Beneath the surface of even the most harmonious society we may find a fundamental truth of human existence; inevitable psychological isolation. This is deftly conveyed in Yasujiro Ozu's final film, 1962's An Autumn Afternoon (秋刀魚の味 "The Taste of Sanma"). The simple events in the life of one family and their friends are portrayed smoothly, with little apparent emotional pain, yet every scene also somehow makes plain the temporary, illusory nature of life's comforts, even as it acknowledges their beauty and necessity.
The ensemble story is more or less centred on Shuhei Hirayama, an older man played by Ozu regular Chishu Ryu. Ryu again brings his unique talent for conveying complete, calm, affability simultaneously with an undercurrent of gentle disappointment. We find him at a regular reunion with school chums at which they've invited one of their favourite teachers, a Chinese literature professor they've knicknamed "The Gourd" (Elijiro Tono). Amid the drunken discussion and laughter, the Gourd is the first to comment on how each person really spends life alone.
The course of his life may have brought him forcibly to this observation. Once a respected teacher, his financial difficulties have compelled him to open a cheap noodle shop in his old age which he runs with his daughter (Haruko Sugimura) who is herself now past a marriageable age.
Daisuke Kato has a small role as a man who wanders into the noodle shop and recognises Hirayama as his captain from the battleship he served on in World War II. Not realising the proprietor of the noodle shop is an old mentor of Hirayama's, Kato's character casually informs Hirayama that the food is terrible there and insists on buying him a meal elsewhere, an invitation courtesy compels Hirayama to accept. This bind enforced by custom is almost immediately contrasted with a trampling of custom when, in another bar, captain and former subordinate hear a familiar military tune on the radio and Kato's character stands to mock the way Japanese soldiers were once compelled to march and salute.

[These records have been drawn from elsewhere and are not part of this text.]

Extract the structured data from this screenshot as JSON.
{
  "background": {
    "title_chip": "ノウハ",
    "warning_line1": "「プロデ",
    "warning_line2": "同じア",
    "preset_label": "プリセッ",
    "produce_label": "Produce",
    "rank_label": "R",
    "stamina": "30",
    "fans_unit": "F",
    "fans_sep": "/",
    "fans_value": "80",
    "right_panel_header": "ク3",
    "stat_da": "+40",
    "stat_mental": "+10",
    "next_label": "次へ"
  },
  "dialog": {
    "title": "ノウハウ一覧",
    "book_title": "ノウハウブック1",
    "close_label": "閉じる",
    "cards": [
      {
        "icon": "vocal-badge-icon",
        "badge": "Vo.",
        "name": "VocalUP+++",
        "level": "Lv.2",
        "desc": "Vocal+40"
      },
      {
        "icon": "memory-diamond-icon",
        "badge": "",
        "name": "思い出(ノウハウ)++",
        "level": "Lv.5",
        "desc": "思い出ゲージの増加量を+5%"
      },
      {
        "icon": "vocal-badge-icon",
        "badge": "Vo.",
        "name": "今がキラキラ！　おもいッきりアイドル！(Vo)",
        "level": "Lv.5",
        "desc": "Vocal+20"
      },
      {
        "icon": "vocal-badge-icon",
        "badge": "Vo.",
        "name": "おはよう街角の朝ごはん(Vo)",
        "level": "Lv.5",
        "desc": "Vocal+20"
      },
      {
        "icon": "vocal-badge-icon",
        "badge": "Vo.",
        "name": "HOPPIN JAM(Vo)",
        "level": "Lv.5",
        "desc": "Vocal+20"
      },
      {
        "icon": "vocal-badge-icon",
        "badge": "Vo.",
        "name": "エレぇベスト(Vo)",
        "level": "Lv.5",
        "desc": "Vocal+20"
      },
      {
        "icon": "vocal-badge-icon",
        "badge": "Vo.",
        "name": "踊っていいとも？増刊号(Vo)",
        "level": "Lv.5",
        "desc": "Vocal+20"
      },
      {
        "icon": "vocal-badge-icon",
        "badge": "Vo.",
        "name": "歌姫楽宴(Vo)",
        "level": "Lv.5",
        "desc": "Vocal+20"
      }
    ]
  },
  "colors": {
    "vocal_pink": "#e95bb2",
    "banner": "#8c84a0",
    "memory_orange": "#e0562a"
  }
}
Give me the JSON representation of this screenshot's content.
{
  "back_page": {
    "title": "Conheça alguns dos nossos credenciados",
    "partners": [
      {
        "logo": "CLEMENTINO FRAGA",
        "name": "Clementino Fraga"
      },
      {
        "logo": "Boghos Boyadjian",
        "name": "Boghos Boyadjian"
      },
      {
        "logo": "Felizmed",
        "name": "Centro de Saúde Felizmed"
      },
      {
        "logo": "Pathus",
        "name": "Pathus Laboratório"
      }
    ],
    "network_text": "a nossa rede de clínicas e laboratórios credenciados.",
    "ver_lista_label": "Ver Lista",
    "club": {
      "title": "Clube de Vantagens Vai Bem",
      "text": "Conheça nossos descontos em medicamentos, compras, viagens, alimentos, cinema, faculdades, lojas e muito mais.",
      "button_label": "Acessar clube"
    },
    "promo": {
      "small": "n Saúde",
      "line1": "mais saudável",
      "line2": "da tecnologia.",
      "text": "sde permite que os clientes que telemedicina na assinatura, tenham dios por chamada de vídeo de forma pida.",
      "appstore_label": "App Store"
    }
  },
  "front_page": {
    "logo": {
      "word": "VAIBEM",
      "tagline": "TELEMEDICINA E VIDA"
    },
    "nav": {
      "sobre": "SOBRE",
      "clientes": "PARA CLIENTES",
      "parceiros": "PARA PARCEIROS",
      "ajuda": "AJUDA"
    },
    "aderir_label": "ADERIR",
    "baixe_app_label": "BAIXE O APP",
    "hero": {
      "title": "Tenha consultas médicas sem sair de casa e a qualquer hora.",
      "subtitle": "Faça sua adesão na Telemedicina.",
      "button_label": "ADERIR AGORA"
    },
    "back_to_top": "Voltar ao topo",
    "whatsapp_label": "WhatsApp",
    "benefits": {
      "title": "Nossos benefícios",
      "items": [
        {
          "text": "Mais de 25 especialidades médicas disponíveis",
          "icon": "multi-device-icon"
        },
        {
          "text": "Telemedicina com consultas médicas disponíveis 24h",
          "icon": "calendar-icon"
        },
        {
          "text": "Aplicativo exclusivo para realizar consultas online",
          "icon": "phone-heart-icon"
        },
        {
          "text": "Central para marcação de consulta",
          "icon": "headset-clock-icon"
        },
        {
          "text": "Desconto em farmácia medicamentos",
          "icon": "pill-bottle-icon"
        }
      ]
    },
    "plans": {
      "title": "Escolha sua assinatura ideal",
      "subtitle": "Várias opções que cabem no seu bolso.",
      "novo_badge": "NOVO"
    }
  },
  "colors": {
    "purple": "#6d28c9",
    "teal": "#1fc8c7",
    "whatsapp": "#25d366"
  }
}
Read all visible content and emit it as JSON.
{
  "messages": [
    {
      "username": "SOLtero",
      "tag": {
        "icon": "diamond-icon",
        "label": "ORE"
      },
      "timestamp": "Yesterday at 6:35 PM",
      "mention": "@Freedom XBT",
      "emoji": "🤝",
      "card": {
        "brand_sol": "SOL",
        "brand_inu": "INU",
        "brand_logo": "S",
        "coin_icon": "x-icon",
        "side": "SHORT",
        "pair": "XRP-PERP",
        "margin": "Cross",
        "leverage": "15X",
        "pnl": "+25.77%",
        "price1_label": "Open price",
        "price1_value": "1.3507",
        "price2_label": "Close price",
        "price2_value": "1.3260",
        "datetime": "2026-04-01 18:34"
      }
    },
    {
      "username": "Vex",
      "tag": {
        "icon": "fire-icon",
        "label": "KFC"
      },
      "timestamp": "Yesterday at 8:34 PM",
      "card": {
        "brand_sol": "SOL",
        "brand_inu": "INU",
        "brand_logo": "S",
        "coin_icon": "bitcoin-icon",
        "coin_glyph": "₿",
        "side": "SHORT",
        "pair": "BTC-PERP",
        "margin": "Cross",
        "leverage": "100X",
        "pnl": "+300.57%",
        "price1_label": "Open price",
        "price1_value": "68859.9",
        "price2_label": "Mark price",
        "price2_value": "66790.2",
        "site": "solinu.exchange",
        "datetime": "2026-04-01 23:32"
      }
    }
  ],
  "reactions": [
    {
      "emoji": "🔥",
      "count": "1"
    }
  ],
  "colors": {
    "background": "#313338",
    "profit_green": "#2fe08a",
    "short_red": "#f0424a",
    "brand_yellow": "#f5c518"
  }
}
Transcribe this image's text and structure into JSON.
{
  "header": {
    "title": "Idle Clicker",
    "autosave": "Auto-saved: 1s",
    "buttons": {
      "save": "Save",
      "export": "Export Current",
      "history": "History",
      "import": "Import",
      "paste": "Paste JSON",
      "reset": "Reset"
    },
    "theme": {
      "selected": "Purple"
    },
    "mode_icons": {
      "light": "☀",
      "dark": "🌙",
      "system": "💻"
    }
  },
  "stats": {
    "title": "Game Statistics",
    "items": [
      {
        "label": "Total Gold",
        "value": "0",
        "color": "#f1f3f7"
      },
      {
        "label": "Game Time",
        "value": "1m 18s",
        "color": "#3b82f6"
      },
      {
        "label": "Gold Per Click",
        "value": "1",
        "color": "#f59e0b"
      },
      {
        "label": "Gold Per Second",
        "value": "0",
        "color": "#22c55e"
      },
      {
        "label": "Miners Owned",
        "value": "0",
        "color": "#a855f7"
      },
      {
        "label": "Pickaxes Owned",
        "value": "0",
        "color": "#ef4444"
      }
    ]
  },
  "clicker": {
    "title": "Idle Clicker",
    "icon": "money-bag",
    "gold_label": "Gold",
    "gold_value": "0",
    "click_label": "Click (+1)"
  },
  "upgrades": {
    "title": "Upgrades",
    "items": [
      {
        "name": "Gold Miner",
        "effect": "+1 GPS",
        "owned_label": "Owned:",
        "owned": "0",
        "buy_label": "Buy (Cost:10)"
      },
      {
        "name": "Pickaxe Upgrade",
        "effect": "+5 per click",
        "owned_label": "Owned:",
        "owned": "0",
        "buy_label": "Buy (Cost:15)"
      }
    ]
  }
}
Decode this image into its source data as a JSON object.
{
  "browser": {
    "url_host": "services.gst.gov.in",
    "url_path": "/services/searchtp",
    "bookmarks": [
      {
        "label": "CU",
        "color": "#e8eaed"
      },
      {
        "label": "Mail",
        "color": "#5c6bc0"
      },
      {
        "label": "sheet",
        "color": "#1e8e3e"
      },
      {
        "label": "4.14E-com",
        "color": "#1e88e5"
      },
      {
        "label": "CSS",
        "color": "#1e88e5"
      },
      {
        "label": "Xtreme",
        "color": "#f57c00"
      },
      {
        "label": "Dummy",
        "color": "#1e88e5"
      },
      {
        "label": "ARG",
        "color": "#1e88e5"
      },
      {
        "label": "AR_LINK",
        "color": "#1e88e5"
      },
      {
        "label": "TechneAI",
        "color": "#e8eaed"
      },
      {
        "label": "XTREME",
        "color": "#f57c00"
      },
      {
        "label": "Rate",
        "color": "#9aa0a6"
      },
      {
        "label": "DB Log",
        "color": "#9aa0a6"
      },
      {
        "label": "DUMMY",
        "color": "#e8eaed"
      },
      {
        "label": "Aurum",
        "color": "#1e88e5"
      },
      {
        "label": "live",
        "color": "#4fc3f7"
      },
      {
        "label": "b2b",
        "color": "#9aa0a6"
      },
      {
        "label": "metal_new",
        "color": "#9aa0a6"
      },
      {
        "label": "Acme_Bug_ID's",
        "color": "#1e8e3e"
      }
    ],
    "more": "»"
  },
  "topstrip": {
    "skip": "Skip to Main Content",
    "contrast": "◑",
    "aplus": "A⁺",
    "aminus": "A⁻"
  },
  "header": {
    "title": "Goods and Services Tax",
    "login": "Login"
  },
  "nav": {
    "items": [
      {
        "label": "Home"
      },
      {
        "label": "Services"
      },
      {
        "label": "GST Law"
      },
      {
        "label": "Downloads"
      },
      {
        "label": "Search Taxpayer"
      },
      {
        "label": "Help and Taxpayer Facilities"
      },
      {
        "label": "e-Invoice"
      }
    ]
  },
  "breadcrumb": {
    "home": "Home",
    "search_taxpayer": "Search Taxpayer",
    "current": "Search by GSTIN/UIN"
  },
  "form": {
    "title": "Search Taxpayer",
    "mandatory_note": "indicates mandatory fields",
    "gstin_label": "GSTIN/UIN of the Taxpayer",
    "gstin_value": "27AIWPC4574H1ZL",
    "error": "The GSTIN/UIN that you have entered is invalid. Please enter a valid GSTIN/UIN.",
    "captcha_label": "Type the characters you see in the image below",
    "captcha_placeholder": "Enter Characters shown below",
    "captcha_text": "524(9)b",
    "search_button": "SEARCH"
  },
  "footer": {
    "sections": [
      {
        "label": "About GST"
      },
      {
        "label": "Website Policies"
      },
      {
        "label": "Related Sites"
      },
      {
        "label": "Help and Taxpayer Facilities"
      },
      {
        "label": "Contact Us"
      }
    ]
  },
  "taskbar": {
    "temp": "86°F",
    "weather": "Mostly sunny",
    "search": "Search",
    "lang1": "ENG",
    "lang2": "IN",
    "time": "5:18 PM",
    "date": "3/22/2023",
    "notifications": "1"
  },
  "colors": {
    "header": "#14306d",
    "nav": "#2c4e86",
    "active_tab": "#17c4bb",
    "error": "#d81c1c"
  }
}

Hirayama amiably concedes it was probably a good thing Japan lost the war. Meanwhile, he starts to think about the welfare of his own daughter, Michiko (Shima Iwashita), who, at 24, is almost past the marriageable age, like the Gourd's daughter.
This is ground Ozu has already covered well in Late Spring with Chishu Ryu playing another man in a similar position. But in this case, he won't be left by himself because he also has a 21 year old son (Shin'ichiro Mikami) still living at home. But the film shows subtly but clearly how the three Hirayamas are isolated by their own needs and complex, sometimes suppressed, sometimes unexamined desires.
This might have made a good film if all this were conveyed with dramatic confrontations, yelling, and throwing of plates and lamps. But the film consists entirely of polite conversations and Kojun Saito's blissful, almost bossa nova score. It's not quite like the tightening constraints of a Naruse film. Ozu touches his subject so delicately that the impact gets deep under the skin in ways you might not even immediately realise until hours after the final frame. Ozu's greatest films, Late Spring and Tokyo Story, have climaxes with clear, devastating meaning. The meaning at the end of Autumn Afternoon is conveyed by a cross hatch of very innocent comments and circumstances. It's a beautiful reveal of reality's inadequacy.
An Autumn Afternoon is available on The Criterion Channel.